If you are dissatisfied, should you seek (or accept) a refund?
(Posted Apr 2003)
Generally speaking, accepting a refund when you have experienced a complication is only prudent if as a condition of doing so you are NOT obliged to sign a release absolving the clinic from all future responsibility.
If the clinic made an unsolicited offer of a refund, I would be a little suspicious. What are the terms? It is probable that they will require you to sign a release which not only releases them from any liability under any and all circumstances but also binds you to confidentiality. (Mind you, there are certainly exceptions. But we are simply talking her about what to be cautious about or look out for to protect your own interests.) Why are they offering you a refund? Possibly they are trying to make you feel better, possibly they are no happier with you than you are with them. But they did not simply sell you a service. They evaluated you for surgery, for better or for worse they performed the surgery, and for better or for worse they looked after you afterwards. All three of those things give them a responsibility towards you. Why would you willingly release them from it - particularly if you are not entirely certain what lies ahead?
On the other hand, if you instigated the refund, why? Is it because you are running short of funds and need money to seek treatment elsewhere? There are other ways you can raise the money that won’t run the same risks. Is it for the emotional release — you just want to be done with them? Fine, just leave, but for goodness’ sakes don’t sign anything on the way out. Or are you thinking of it more simplistically — you’re a dissatisfied customer and want your money back? Something is wrong with this picture: This isn’t a haircut you’re unhappy with — it’s surgery. Hair grows back. Corneas don’t. Hair behaves in a relatively predictable manner. But your eyes? You don’t know what the future holds.
The overwhelming concern with accepting a refund is financial.

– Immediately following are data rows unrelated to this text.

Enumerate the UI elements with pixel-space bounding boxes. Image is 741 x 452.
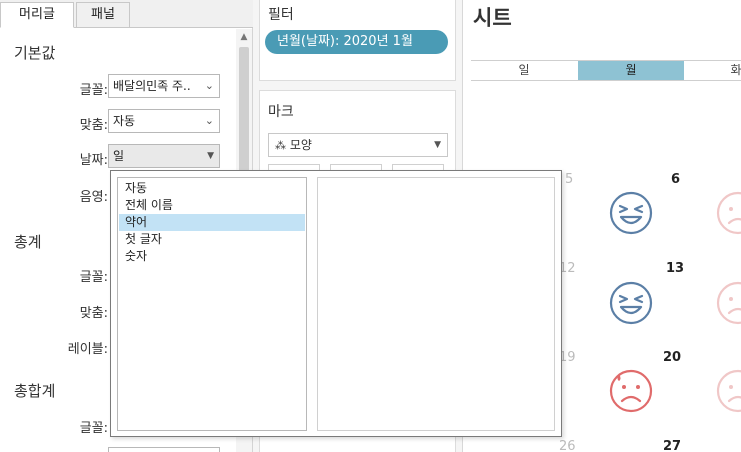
total-align-label: 맞춤:: [79, 306, 108, 321]
date-format-popup: 자동 전체 이름 약어 첫 글자 숫자: [110, 170, 562, 437]
sad-face-icon[interactable]: [715, 190, 741, 236]
option-number[interactable]: 숫자: [119, 248, 305, 265]
date-number: 20: [663, 350, 682, 365]
date-number: 13: [666, 261, 685, 276]
total-font-label: 글꼴:: [79, 270, 108, 285]
date-number: 6: [671, 172, 681, 187]
filters-card: 필터 년월(날짜): 2020년 1월: [259, 0, 456, 81]
filters-title: 필터: [268, 7, 294, 23]
shape-mark-icon: ⁂: [275, 139, 286, 152]
shading-label: 음영:: [79, 190, 108, 205]
date-label: 날짜:: [79, 153, 108, 168]
section-default: 기본값: [14, 44, 56, 62]
date-number: 5: [565, 172, 574, 187]
align-value: 자동: [113, 114, 136, 128]
grand-font-label: 글꼴:: [79, 421, 108, 436]
format-tabbar: 머리글 패널: [0, 0, 253, 28]
chevron-down-icon: ⌄: [204, 79, 214, 92]
date-number: 27: [663, 439, 682, 452]
sad-face-icon[interactable]: [715, 368, 741, 414]
filter-pill-date[interactable]: 년월(날짜): 2020년 1월: [265, 30, 448, 54]
option-full-name[interactable]: 전체 이름: [119, 197, 305, 214]
tab-header[interactable]: 머리글: [0, 2, 74, 28]
font-label: 글꼴:: [79, 83, 108, 98]
mark-type-dropdown[interactable]: ⁂ 모양 ▼: [268, 133, 448, 157]
sheet-title: 시트: [473, 6, 512, 30]
day-header-tue[interactable]: 화: [721, 61, 741, 80]
mark-type-value: 모양: [289, 138, 312, 152]
font-value: 배달의민족 주..: [113, 79, 191, 93]
day-header-mon[interactable]: 월: [578, 61, 684, 80]
caret-down-icon: ▼: [434, 140, 441, 150]
sad-face-icon[interactable]: [715, 280, 741, 326]
scroll-up-icon[interactable]: ▲: [236, 29, 252, 45]
sad-sweat-face-icon[interactable]: [608, 368, 654, 414]
option-auto[interactable]: 자동: [119, 180, 305, 197]
section-total: 총계: [14, 233, 42, 251]
caret-down-icon: ▼: [207, 151, 214, 161]
date-number: 26: [559, 439, 576, 452]
option-first-letter[interactable]: 첫 글자: [119, 231, 305, 248]
grand-font-dropdown[interactable]: [108, 447, 220, 452]
date-value: 일: [113, 149, 125, 163]
tab-pane[interactable]: 패널: [76, 2, 130, 28]
marks-title: 마크: [268, 104, 294, 120]
total-label-label: 레이블:: [67, 342, 108, 357]
laugh-face-icon[interactable]: [608, 280, 654, 326]
align-label: 맞춤:: [79, 118, 108, 133]
date-format-list[interactable]: 자동 전체 이름 약어 첫 글자 숫자: [117, 177, 307, 431]
chevron-down-icon: ⌄: [204, 114, 214, 127]
date-format-dropdown[interactable]: 일 ▼: [108, 144, 220, 168]
header-divider: [471, 80, 741, 81]
format-preview: [317, 177, 555, 431]
option-abbreviation[interactable]: 약어: [119, 214, 305, 231]
day-header-sun[interactable]: 일: [491, 61, 557, 80]
section-grand-total: 총합계: [14, 382, 56, 400]
font-dropdown[interactable]: 배달의민족 주.. ⌄: [108, 74, 220, 98]
laugh-face-icon[interactable]: [608, 190, 654, 236]
align-dropdown[interactable]: 자동 ⌄: [108, 109, 220, 133]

Simply put, the terms you will be forced to agree to may prevent you from seeking the care you need, or the cost of that care, from the clinic, in the future, whereas you simply do not know right now — you cannot know right now - what your future needs may be. Right now, you may simply be thinking about how unhappy you are, or that you’d really like to have the money back. But if your surgery was less than 12-18 months ago, the chances are you do not yet know all the pertinent facts about what’s happened to your eyes. If you have expensive testing, diagnosis, and treatments, perhaps even surgery, down the line somewhere, who is going to pay for it? Perhaps your insurance will — that’s great. Perhaps you’re just assuming you will pay for it out of your pocket — fine, but wouldn’t it be wiser to keep your options open? Sure, right now perhaps it seems wholly unlikely you would ever consider filing suit, but a lawsuit is not the only means by which people seek or accept compensation. Someday you may simply want to go knocking on their door and show them a list of what you’d spent and ask for their help. By signing a release you may bar yourself from the right even to do that. We are most concerned about patients doing this prematurely, when they do not have a clear picture yet of what the future holds.

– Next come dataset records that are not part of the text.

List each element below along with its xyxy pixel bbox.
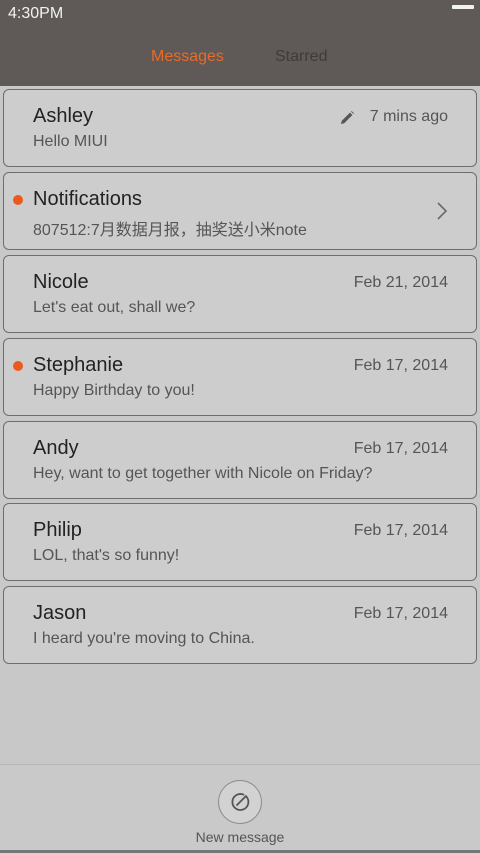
compose-icon [231,793,250,811]
contact-name: Jason [33,602,87,624]
message-preview: I heard you're moving to China. [33,630,255,647]
message-item-nicole[interactable]: Nicole Let's eat out, shall we? Feb 21, … [3,255,477,333]
contact-name: Notifications [33,188,142,210]
chevron-right-icon [437,202,448,220]
contact-name: Nicole [33,271,89,293]
message-preview: 807512:7月数据月报，抽奖送小米note [33,222,307,239]
message-item-ashley[interactable]: Ashley Hello MIUI 7 mins ago [3,89,477,167]
header: 4:30PM Messages Starred [0,0,480,86]
contact-name: Stephanie [33,354,124,376]
message-preview: Hello MIUI [33,133,108,150]
message-time: Feb 17, 2014 [353,522,448,539]
messages-screen: 4:30PM Messages Starred Ashley Hello MIU… [0,0,480,853]
message-preview: LOL, that's so funny! [33,547,180,564]
message-time: Feb 21, 2014 [353,274,448,291]
tab-starred[interactable]: Starred [275,48,327,66]
unread-dot [13,361,23,371]
contact-name: Andy [33,437,79,459]
message-item-jason[interactable]: Jason I heard you're moving to China. Fe… [3,586,477,664]
message-item-stephanie[interactable]: Stephanie Happy Birthday to you! Feb 17,… [3,338,477,416]
message-item-philip[interactable]: Philip LOL, that's so funny! Feb 17, 201… [3,503,477,581]
pencil-icon [341,111,354,124]
message-item-andy[interactable]: Andy Hey, want to get together with Nico… [3,421,477,499]
new-message-label: New message [195,829,285,845]
unread-dot [13,195,23,205]
battery-icon [452,5,474,9]
message-time: Feb 17, 2014 [353,357,448,374]
contact-name: Ashley [33,105,94,127]
new-message-button[interactable] [218,780,262,824]
tab-messages[interactable]: Messages [151,48,224,66]
contact-name: Philip [33,519,82,541]
message-time: Feb 17, 2014 [353,440,448,457]
message-preview: Happy Birthday to you! [33,382,195,399]
message-time: Feb 17, 2014 [353,605,448,622]
bottom-bar: New message [0,764,480,853]
message-preview: Hey, want to get together with Nicole on… [33,465,373,482]
message-time: 7 mins ago [369,108,448,125]
message-preview: Let's eat out, shall we? [33,299,196,316]
status-time: 4:30PM [8,5,64,22]
message-item-notifications[interactable]: Notifications 807512:7月数据月报，抽奖送小米note [3,172,477,250]
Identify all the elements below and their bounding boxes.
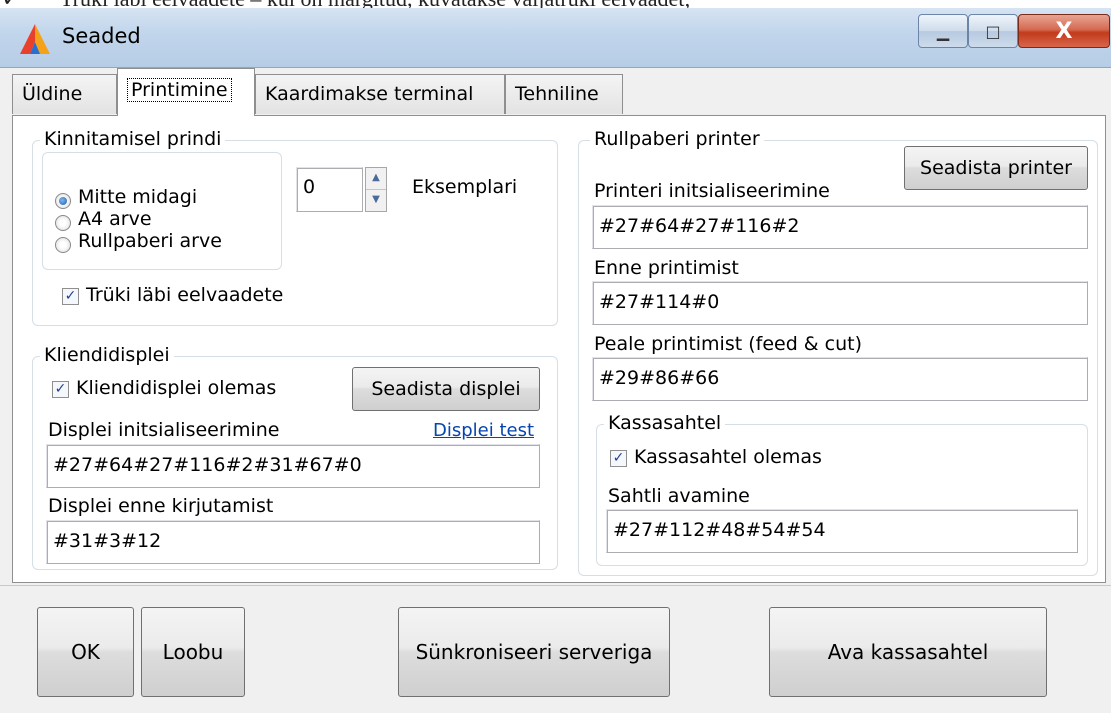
drawer-exists-checkbox[interactable]: ✓ (610, 450, 627, 467)
cash-drawer-title: Kassasahtel (604, 412, 726, 434)
radio-label: A4 arve (78, 208, 152, 230)
setup-display-button[interactable]: Seadista displei (352, 367, 540, 411)
cancel-button[interactable]: Loobu (141, 607, 245, 697)
drawer-exists-label: Kassasahtel olemas (634, 446, 822, 468)
display-before-write-label: Displei enne kirjutamist (48, 495, 274, 517)
setup-printer-button[interactable]: Seadista printer (904, 146, 1088, 190)
close-button[interactable]: X (1018, 14, 1110, 48)
minimize-button[interactable]: ▁ (918, 14, 968, 48)
tab-label: Kaardimakse terminal (265, 83, 474, 105)
preview-label: Trüki läbi eelvaadete (86, 284, 284, 306)
ok-button[interactable]: OK (37, 607, 134, 697)
tab-label: Üldine (22, 83, 83, 105)
customer-display-title: Kliendidisplei (40, 344, 174, 366)
display-init-label: Displei initsialiseerimine (48, 419, 280, 441)
display-test-link[interactable]: Displei test (433, 420, 534, 441)
display-init-field[interactable]: #27#64#27#116#2#31#67#0 (46, 444, 540, 488)
maximize-icon: □ (985, 21, 1001, 41)
close-icon: X (1055, 18, 1073, 44)
sync-server-button[interactable]: Sünkroniseeri serveriga (398, 607, 670, 697)
radio-mitte-midagi[interactable] (55, 193, 71, 209)
printer-init-field[interactable]: #27#64#27#116#2 (592, 205, 1088, 249)
tab-kaardimakse-terminal[interactable]: Kaardimakse terminal (255, 74, 505, 114)
before-print-label: Enne printimist (594, 257, 739, 279)
radio-label: Mitte midagi (78, 186, 198, 208)
app-logo-icon (20, 24, 50, 54)
drawer-open-label: Sahtli avamine (608, 485, 750, 507)
after-print-field[interactable]: #29#86#66 (592, 357, 1088, 401)
tab-label: Printimine (127, 78, 232, 102)
copies-label: Eksemplari (412, 176, 518, 198)
copies-stepper-input[interactable]: 0 (296, 167, 363, 212)
maximize-button[interactable]: □ (968, 14, 1018, 48)
window-title: Seaded (62, 24, 141, 48)
drawer-open-field[interactable]: #27#112#48#54#54 (606, 509, 1078, 553)
printer-init-label: Printeri initsialiseerimine (594, 180, 830, 202)
roll-printer-title: Rullpaberi printer (590, 128, 764, 150)
tab-tehniline[interactable]: Tehniline (505, 74, 623, 114)
tab-uldine[interactable]: Üldine (12, 74, 117, 114)
display-exists-checkbox[interactable]: ✓ (52, 381, 69, 398)
chevron-up-icon[interactable]: ▲ (366, 168, 386, 190)
tab-printimine[interactable]: Printimine (117, 68, 255, 116)
footer-divider (0, 585, 1111, 586)
radio-a4-arve[interactable] (55, 215, 71, 231)
tab-label: Tehniline (515, 83, 599, 105)
before-print-field[interactable]: #27#114#0 (592, 281, 1088, 325)
minimize-icon: ▁ (936, 21, 950, 41)
preview-checkbox[interactable]: ✓ (62, 288, 79, 305)
after-print-label: Peale printimist (feed & cut) (594, 333, 863, 355)
radio-rullpaberi-arve[interactable] (55, 237, 71, 253)
open-drawer-button[interactable]: Ava kassasahtel (769, 607, 1047, 697)
display-exists-label: Kliendidisplei olemas (76, 377, 277, 399)
copies-stepper[interactable]: ▲ ▼ (365, 167, 387, 212)
print-on-confirm-title: Kinnitamisel prindi (40, 128, 226, 150)
chevron-down-icon[interactable]: ▼ (366, 190, 386, 212)
display-before-write-field[interactable]: #31#3#12 (46, 520, 540, 564)
radio-label: Rullpaberi arve (78, 230, 222, 252)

If on the other hand you have been offered a refund with (apparently) no strings attached, you may still want to take advice from a solicitor before accepting it. If you are at some later date inclined or obliged to seek compensation, it is possible that your earlier acceptance of a refund could work against you.

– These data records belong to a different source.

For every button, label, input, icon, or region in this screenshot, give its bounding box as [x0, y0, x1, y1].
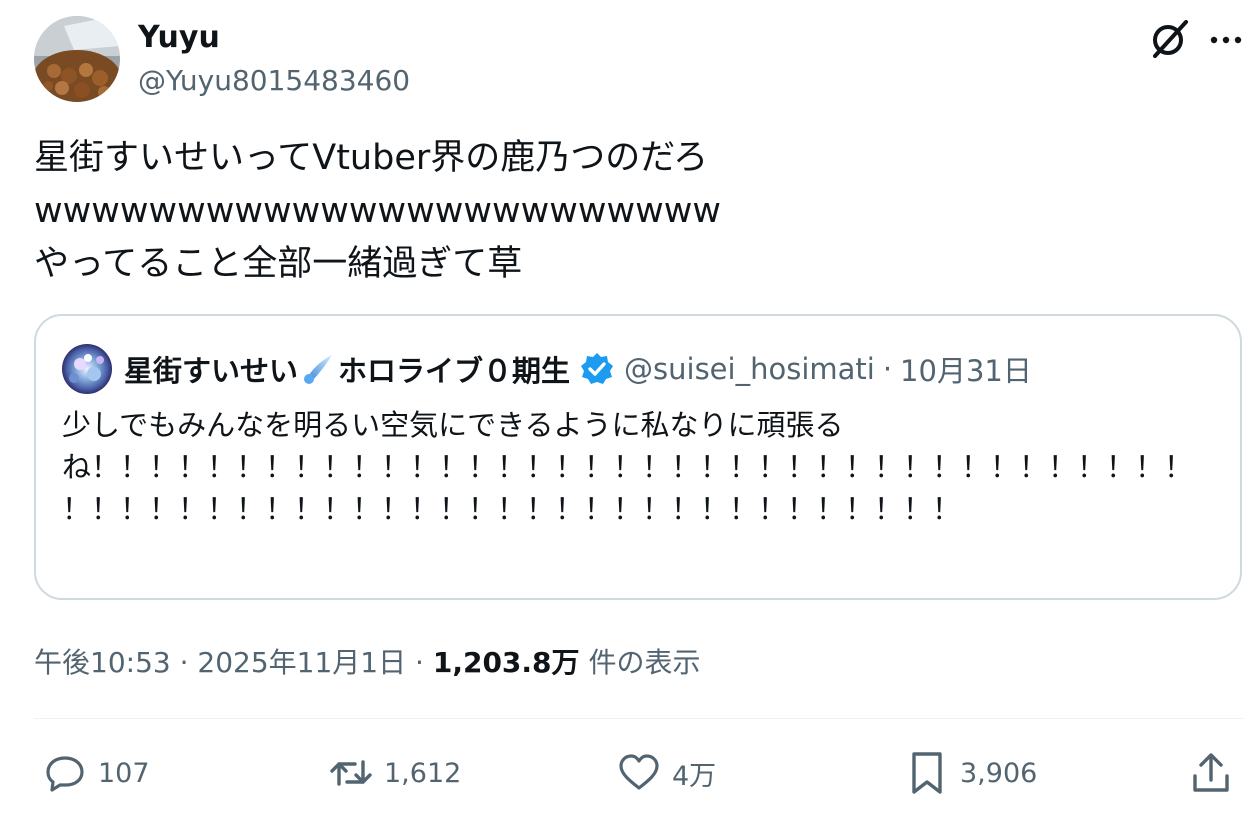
quoted-author-name-suffix[interactable]: ホロライブ０期生: [338, 348, 570, 390]
grok-icon[interactable]: [1146, 16, 1192, 62]
author-avatar[interactable]: [34, 16, 120, 102]
reply-count: 107: [98, 757, 150, 789]
tweet-text: 星街すいせいってVtuber界の鹿乃つのだろ wwwwwwwwwwwwwwwww…: [34, 132, 1214, 291]
bookmark-icon: [912, 752, 942, 794]
author-display-name[interactable]: Yuyu: [138, 20, 220, 56]
quoted-author-name[interactable]: 星街すいせい: [124, 348, 298, 390]
tweet-line: やってること全部一緒過ぎて草: [34, 244, 523, 284]
retweet-button[interactable]: 1,612: [328, 748, 461, 798]
heart-icon: [619, 754, 659, 790]
comet-icon: [304, 355, 333, 384]
tweet-time[interactable]: 午後10:53: [34, 646, 171, 679]
quoted-tweet-text: 少しでもみんなを明るい空気にできるように私なりに頑張るね！！！！！！！！！！！！…: [62, 408, 1194, 526]
reply-icon: [46, 756, 84, 792]
quoted-author-avatar[interactable]: [62, 344, 112, 394]
views-label: 件の表示: [588, 646, 701, 679]
quoted-tweet-date[interactable]: 10月31日: [900, 348, 1032, 390]
divider: [34, 718, 1244, 719]
quoted-author-handle[interactable]: @suisei_hosimati: [624, 352, 875, 386]
separator-dot: ·: [882, 352, 893, 386]
tweet-meta: 午後10:53 · 2025年11月1日 · 1,203.8万 件の表示: [34, 643, 700, 683]
verified-badge-icon: [581, 353, 614, 384]
bookmark-count: 3,906: [960, 757, 1038, 789]
share-button[interactable]: [1188, 748, 1234, 798]
bookmark-button[interactable]: 3,906: [904, 748, 1037, 798]
tweet-line: 星街すいせいってVtuber界の鹿乃つのだろ: [34, 138, 709, 178]
tweet-date[interactable]: 2025年11月1日: [197, 646, 406, 679]
separator-dot: ·: [415, 646, 424, 679]
author-handle[interactable]: @Yuyu8015483460: [138, 63, 410, 99]
separator-dot: ·: [179, 646, 189, 679]
natto-photo-avatar: [34, 16, 120, 102]
share-icon: [1193, 753, 1229, 792]
more-options-icon[interactable]: [1206, 20, 1246, 60]
tweet-line: wwwwwwwwwwwwwwwwwwwwwwww: [34, 191, 722, 231]
views-count: 1,203.8万: [432, 646, 580, 679]
quoted-tweet-card[interactable]: 星街すいせい ホロライブ０期生 @suisei_hosimati · 10月31…: [34, 314, 1242, 600]
like-button[interactable]: 4万: [616, 748, 716, 798]
quoted-tweet-header: 星街すいせい ホロライブ０期生 @suisei_hosimati · 10月31…: [124, 348, 1032, 390]
retweet-icon: [330, 760, 372, 786]
reply-button[interactable]: 107: [42, 748, 150, 798]
retweet-count: 1,612: [384, 757, 462, 789]
like-count: 4万: [672, 760, 717, 792]
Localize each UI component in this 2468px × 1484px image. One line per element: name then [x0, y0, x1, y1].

Whatever your impression may be from this advice, we are not in fact the least bit inclined to encourage you to think in terms of filing suit. We do, however, sincerely want you to keep all your future options open as best you can, until such time as you are perfectly certain what both your present and future needs are. — Your eyes are your life, your livelihood. Their wellbeing is your bank balance. You owe it to yourself (and, if you have dependants, to them) to be conservative with your eyes.